The analysis of existing and new home sales also points to the turnaround in the real-estate market. The data shows a reduction in sales of distressed homes and an increase in conventional sales. Since last year, the sales of distressed properties from short sales and foreclosures have been reduced from 25 percent to just 15 percent, while conventional existing home sales grew by 32 percent year over year, nearly double the overall growth rate of existing home sales. Combine this with strong growth year over year from new home sales at 38 percent, and it is easy to see that the recovery could be coming from purchases.
Looking at the top metropolitan areas in terms of price appreciation and origination volume, Las Vegas, Nev.; Phoenix, Ariz.; and Atlanta, Ga., were three cities ranked in the top five for both categories. They were followed by Miami and Tampa, Fla., both in the top five for originations but not for prices, even though they had respectable double-digit price percentage increases. San Francisco and Los Angeles, Calif., also saw top-five price gains, but they were not in the top five for originations, despite their strong performance. According to Ikemura, this indicates that the areas showing the greatest recovery are those that were hardest hit during the downturn, such as Florida, Nevada, Arizona and California.
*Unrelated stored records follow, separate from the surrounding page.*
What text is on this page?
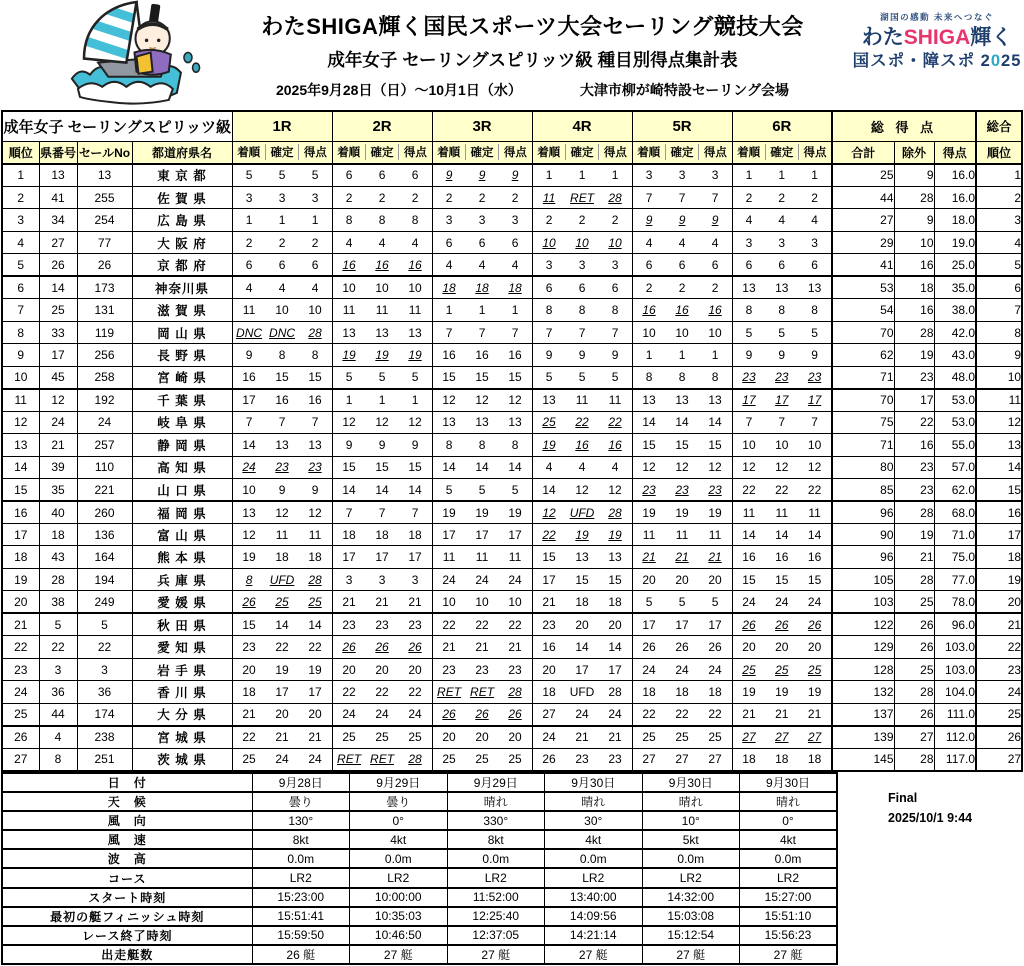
わたSHIGA輝く国民スポーツ大会セーリング競技大会
成年女子 セーリングスピリッツ級 種目別得点集計表
2025年9月28日（日）～10月1日（水）	大津市柳が崎特設セーリング会場
湖国の感動 未来へつなぐ
わたSHIGA輝く
国スポ・障スポ 2025
成年女子 セーリングスピリッツ級				1R	2R	3R	4R	5R	6R	総 得 点			総合
順位	県番号	セールNo	都道府県名	着順 確定 得点	着順 確定 得点	着順 確定 得点	着順 確定 得点	着順 確定 得点	着順 確定 得点	合計	除外	得点	順位
1	13	13	東 京 都	5 5 5	6 6 6	9 9 9	1 1 1	3 3 3	1 1 1	25	9	16.0	1
2	41	255	佐 賀 県	3 3 3	2 2 2	2 2 2	11 RET 28	7 7 7	2 2 2	44	28	16.0	2
3	34	254	広 島 県	1 1 1	8 8 8	3 3 3	2 2 2	9 9 9	4 4 4	27	9	18.0	3
4	27	77	大 阪 府	2 2 2	4 4 4	6 6 6	10 10 10	4 4 4	3 3 3	29	10	19.0	4
5	26	26	京 都 府	6 6 6	16 16 16	4 4 4	3 3 3	6 6 6	6 6 6	41	16	25.0	5
6	14	173	神奈川県	4 4 4	10 10 10	18 18 18	6 6 6	2 2 2	13 13 13	53	18	35.0	6
7	25	131	滋 賀 県	11 10 10	11 11 11	1 1 1	8 8 8	16 16 16	8 8 8	54	16	38.0	7
8	33	119	岡 山 県	DNC DNC 28	13 13 13	7 7 7	7 7 7	10 10 10	5 5 5	70	28	42.0	8
9	17	256	長 野 県	9 8 8	19 19 19	16 16 16	9 9 9	1 1 1	9 9 9	62	19	43.0	9
10	45	258	宮 崎 県	16 15 15	5 5 5	15 15 15	5 5 5	8 8 8	23 23 23	71	23	48.0	10
11	12	192	千 葉 県	17 16 16	1 1 1	12 12 12	13 11 11	13 13 13	17 17 17	70	17	53.0	11
12	24	24	岐 阜 県	7 7 7	12 12 12	13 13 13	25 22 22	14 14 14	7 7 7	75	22	53.0	12
13	21	257	静 岡 県	14 13 13	9 9 9	8 8 8	19 16 16	15 15 15	10 10 10	71	16	55.0	13
14	39	110	高 知 県	24 23 23	15 15 15	14 14 14	4 4 4	12 12 12	12 12 12	80	23	57.0	14
15	35	221	山 口 県	10 9 9	14 14 14	5 5 5	14 12 12	23 23 23	22 22 22	85	23	62.0	15
16	40	260	福 岡 県	13 12 12	7 7 7	19 19 19	12 UFD 28	19 19 19	11 11 11	96	28	68.0	16
17	18	136	富 山 県	12 11 11	18 18 18	17 17 17	22 19 19	11 11 11	14 14 14	90	19	71.0	17
18	43	164	熊 本 県	19 18 18	17 17 17	11 11 11	15 13 13	21 21 21	16 16 16	96	21	75.0	18
19	28	194	兵 庫 県	8 UFD 28	3 3 3	24 24 24	17 15 15	20 20 20	15 15 15	105	28	77.0	19
20	38	249	愛 媛 県	26 25 25	21 21 21	10 10 10	21 18 18	5 5 5	24 24 24	103	25	78.0	20
21	5	5	秋 田 県	15 14 14	23 23 23	22 22 22	23 20 20	17 17 17	26 26 26	122	26	96.0	21
22	22	22	愛 知 県	23 22 22	26 26 26	21 21 21	16 14 14	26 26 26	20 20 20	129	26	103.0	22
23	3	3	岩 手 県	20 19 19	20 20 20	23 23 23	20 17 17	24 24 24	25 25 25	128	25	103.0	23
24	36	36	香 川 県	18 17 17	22 22 22	RET RET 28	18 UFD 28	18 18 18	19 19 19	132	28	104.0	24
25	44	174	大 分 県	21 20 20	24 24 24	26 26 26	27 24 24	22 22 22	21 21 21	137	26	111.0	25
26	4	238	宮 城 県	22 21 21	25 25 25	20 20 20	24 21 21	25 25 25	27 27 27	139	27	112.0	26
27	8	251	茨 城 県	25 24 24	RET RET 28	25 25 25	26 23 23	27 27 27	18 18 18	145	28	117.0	27
日　付	9月28日	9月29日	9月29日	9月30日	9月30日	9月30日
天　候	曇り	曇り	晴れ	晴れ	晴れ	晴れ
風　向	130°	0°	330°	30°	10°	0°
風　速	8kt	4kt	8kt	4kt	5kt	4kt
波　高	0.0m	0.0m	0.0m	0.0m	0.0m	0.0m
コース	LR2	LR2	LR2	LR2	LR2	LR2
スタート時刻	15:23:00	10:00:00	11:52:00	13:40:00	14:32:00	15:27:00
最初の艇フィニッシュ時刻	15:51:41	10:35:03	12:25:40	14:09:56	15:03:08	15:51:10
レース終了時刻	15:59:50	10:46:50	12:37:05	14:21:14	15:12:54	15:56:23
出走艇数	26 艇	27 艇	27 艇	27 艇	27 艇	27 艇
Final
2025/10/1 9:44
Further evidence of the improving real-estate market is the significant jump in home-equity lines of credit (HELOC) in the second quarter of FY 2013 - the first major jump of this kind since the recession. Growing slowly but consistently since 2010, it increased about 10 percent last year but exploded this quarter with a more than 30 percent increase in the quarter and year over year. This data demonstrates an improved position for many consumers who now have equity in their homes due to market price increases.
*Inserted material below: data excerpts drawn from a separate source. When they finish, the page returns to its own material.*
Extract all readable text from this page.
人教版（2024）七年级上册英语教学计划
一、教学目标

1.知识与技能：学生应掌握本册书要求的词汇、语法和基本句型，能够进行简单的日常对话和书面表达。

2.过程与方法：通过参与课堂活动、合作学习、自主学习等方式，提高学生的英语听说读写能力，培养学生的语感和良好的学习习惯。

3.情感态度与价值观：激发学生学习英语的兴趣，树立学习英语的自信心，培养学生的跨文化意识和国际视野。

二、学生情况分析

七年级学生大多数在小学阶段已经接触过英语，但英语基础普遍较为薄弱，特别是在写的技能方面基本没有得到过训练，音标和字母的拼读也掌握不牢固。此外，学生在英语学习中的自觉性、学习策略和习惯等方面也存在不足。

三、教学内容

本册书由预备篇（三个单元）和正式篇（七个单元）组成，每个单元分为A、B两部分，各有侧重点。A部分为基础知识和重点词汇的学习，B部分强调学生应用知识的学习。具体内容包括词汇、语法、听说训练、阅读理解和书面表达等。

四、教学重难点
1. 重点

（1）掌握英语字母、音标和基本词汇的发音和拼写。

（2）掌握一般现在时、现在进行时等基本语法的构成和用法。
“We continue to see a very conservative lending approach, with nearly 90 percent of HELOCs still coming from super-prime and prime consumers,” said Ikemura. “However, there is an opportunity for more people to actually participate in getting a home-equity line because of home price improvements. This trend is likely to continue as we see more homeowners move into a better equity position.”
The West, Midwest, South Central, South Atlantic and Northeast regions of the United States all have shown strong year-over-year growth in HELOCs, with the West being the standout among the group. This is attributed to the price appreciation coming from cities like San Francisco, Los Angeles, Phoenix and Las Vegas. The Northeast also consistently leads in HELOCs nationwide regardless of how the real-estate market is performing in that area of the country.
A look at mortgage delinquencies is the final piece of the data puzzle supporting a real-estate recovery. In this area, Experian® continues to see a downward trend across all the different time segments. The analysis showed that short-term delinquencies - 30 to 59 days past due (DPD) - dropped to 1.51 percent for the quarter and have been less than 2 percent for more than a year and a half. Midrange delinquencies - 60-89 DPD - saw a very slight 1 percent increase for the quarter, but they have been less than 1 percent for more than a year and a half as well. Long-term delinquencies - 90-180 DPD - were down 1.32 percent for the quarter. This impressive downward trend is the result of bad loans from the first real-estate bubble being removed and replaced with post-recession conservative lending.